Well, isn't it obvious?
1. She spells theater the wrong (right) way.
2. She's a friend of mine.
3. She's guest posting on my blog!
So here it is, with no further ado, and oh, by the way, click on her name up there and go check her out. You'll be glad you did, I think she's about to give some shit away on her blog!
I’m going to talk to you today about two of my nemeses. One, is the bikini. The other, is The Hill.
The first I’m sure you’re all familiar with. Two small items of clothing that look remarkably similar to women’s underwear (though sometimes they have even LESS fabric…which I’m not sure how that is humanly possible) that ladies wear during the summer to go swimming. Most ladies. Not this kid. As far back as I can remember that little item of clothing has evaded me. Taunting me with cute patterns and bright colors, while I continue to shop in the “big girl” section of modest one pieces and tankinis with boy shorts in dark, drab prints. Now, just to be clear, I am not a huge individual, but I am also not a small one. I am, what I like to call, fluffy. And all that fluff is what is keeping me from my summertime ambitions of frolicking around in next to nothing like the rest of my average-sized friends. I mean, sure, I *could* wear one. But I would like people to keep down their lunch when I was at the lake, you know? Nothing says summertime like the fat roll of a chubby girl poking out of a swimsuit strap!

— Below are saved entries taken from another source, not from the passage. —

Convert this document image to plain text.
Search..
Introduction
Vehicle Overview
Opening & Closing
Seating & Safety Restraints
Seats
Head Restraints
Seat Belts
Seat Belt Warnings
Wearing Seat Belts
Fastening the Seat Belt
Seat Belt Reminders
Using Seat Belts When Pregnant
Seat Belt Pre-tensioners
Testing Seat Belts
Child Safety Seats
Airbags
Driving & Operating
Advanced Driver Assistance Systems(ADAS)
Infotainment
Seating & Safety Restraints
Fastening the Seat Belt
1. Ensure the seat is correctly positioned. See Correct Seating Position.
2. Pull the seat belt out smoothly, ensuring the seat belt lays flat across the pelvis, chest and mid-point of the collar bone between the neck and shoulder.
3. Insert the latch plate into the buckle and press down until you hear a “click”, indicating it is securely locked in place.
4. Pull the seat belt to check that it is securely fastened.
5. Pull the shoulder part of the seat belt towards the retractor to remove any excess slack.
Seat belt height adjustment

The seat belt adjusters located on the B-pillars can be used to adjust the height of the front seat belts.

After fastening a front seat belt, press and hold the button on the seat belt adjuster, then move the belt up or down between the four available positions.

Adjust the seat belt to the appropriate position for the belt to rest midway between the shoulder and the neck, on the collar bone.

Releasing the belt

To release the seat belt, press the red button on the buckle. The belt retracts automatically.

The second point of contention is this one particular hill near the summer theatre I work for. The compound where we live isn’t far at all from the theatre where we meet every morning. Most of the company walks. I drive. Why? Because between me and my destination, lies, The Hill. I’m not talking about a normal hill. I’m talking about a “stairs built in because it’s too steep otherwise and causes mild cardiac arrest” kind of hill. I’ve faced it before. Many times. It’s always defeated me. Walking down is a piece of cake (because hey, gravity!), but the going back up part, well, that’s just torture for me (because again, hey, gravity!). I start out all optimistic and think, “Yeah, this isn’t so bad! Look at me!” and by the time I get to the top I’m a sweaty, gasping for air and thinking, “OMG! No one look at me! I’m gross! On second thought, could you carry me the rest of the way?” I have yet to find a taker.
This year will be my fourth summer facing The Hill, and I plan to defeat it! I’m also 25 and would like to make the summer of my 25th year one in which I can wear a bikini. Maybe even while running up said hill. Hey, dream big right! So in preparation of these milestones I’ve been power walking/jogging 2 miles a day, and I also bought a Wii fit. I just sort of pick all the pre-set routines and go for an hour, and let me tell you, I am sweating like a fat girl on prom night when I'm done. The WII wears me out folks. That’s just plain sad. I’m also trying to do Jillian’s 30 Day Shred, but ya know, some days I just don’t want to feel like my lungs are going to collapse.
At any rate, I have two months. We’ll see what happens. I’m absolutely determined to get up that hill with my bikini if it kills me! Which it very well might. But at least I’ll have on cute swimwear.